Wendy's/Arby's year begins with some promise

It's not an easy time to be in the fast-food business. For Atlanta-based Wendy's/Arby's Group, 2009 brought penny-pinching diners, price-slashing competitors and weakness at Arby's.

But two months into 2010, the company can point to some early successes. In January, sales at Wendy's stores open at least a year rose 0.3 percent in North America. The company tried to attract budget-conscious eaters with 99-cent spicy chicken nuggets and re-introduced a fish sandwich.

The company said January sales for Wendy's -- which accounts for about 70 percent of the parent company's business -- were among the strongest in the restaurant industry.

Executives cite February's menu introductions at Wendy's, including a bacon and blue cheese hamburger. A larger breakfast menu is coming. Executives promise additional new products for both Wendy's and Arby's but aren't yet disclosing details.

Arby's came off a fourth quarter in which its sales fell short of even pessimistic Wall Street predictions. But early in 2010, same-store sales trends at Arby's improved somewhat. In January, same-store sales at company-operated restaurants fell 7.4 percent in North America, an improvement from the 12.6 percent drop in the fourth quarter.

Wendy's/Arby's plan to increase customer traffic and sales at Arby's includes expanding value menus and remodeling stores. Wendy's/Arby's has also gotten its Arby's franchisees to sign off on bigger spending on national advertising.

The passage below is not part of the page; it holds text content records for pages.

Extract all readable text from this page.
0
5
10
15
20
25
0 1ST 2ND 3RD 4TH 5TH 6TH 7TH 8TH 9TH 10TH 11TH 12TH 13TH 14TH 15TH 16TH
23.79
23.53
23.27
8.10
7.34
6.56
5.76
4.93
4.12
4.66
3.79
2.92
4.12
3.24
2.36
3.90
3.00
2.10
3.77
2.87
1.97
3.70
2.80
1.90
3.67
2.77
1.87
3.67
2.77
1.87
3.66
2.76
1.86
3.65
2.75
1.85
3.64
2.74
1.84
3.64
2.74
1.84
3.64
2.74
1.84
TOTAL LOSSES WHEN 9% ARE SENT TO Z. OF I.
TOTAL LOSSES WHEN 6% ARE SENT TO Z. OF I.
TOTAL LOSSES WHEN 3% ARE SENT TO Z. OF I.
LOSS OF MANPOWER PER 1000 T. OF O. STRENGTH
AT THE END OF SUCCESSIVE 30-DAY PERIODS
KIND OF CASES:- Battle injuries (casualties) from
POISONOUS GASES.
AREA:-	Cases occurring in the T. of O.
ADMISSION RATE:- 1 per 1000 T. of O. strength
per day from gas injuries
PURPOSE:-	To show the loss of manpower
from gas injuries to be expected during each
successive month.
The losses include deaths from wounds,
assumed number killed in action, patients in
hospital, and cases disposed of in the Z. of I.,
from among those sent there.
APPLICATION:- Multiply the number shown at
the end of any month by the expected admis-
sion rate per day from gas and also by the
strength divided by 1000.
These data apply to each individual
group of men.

As competitors such as Burger King have launched significant discounts, Arby's has rolled out its $1 value menu to more than 2,500 restaurants. To executives' chagrin, Arby's rated low on recent consumer surveys asking whether it was "worth what you pay for it." Many customers said they loved Arby's food but couldn't afford the prices.

"Competitors have moved to a price war," said Roland Smith, CEO of Wendy's/Arby's. "We have lost a significant number of sales. In this economy, you need to have a strong value proposition, or you lose the bottom end of your consumer base."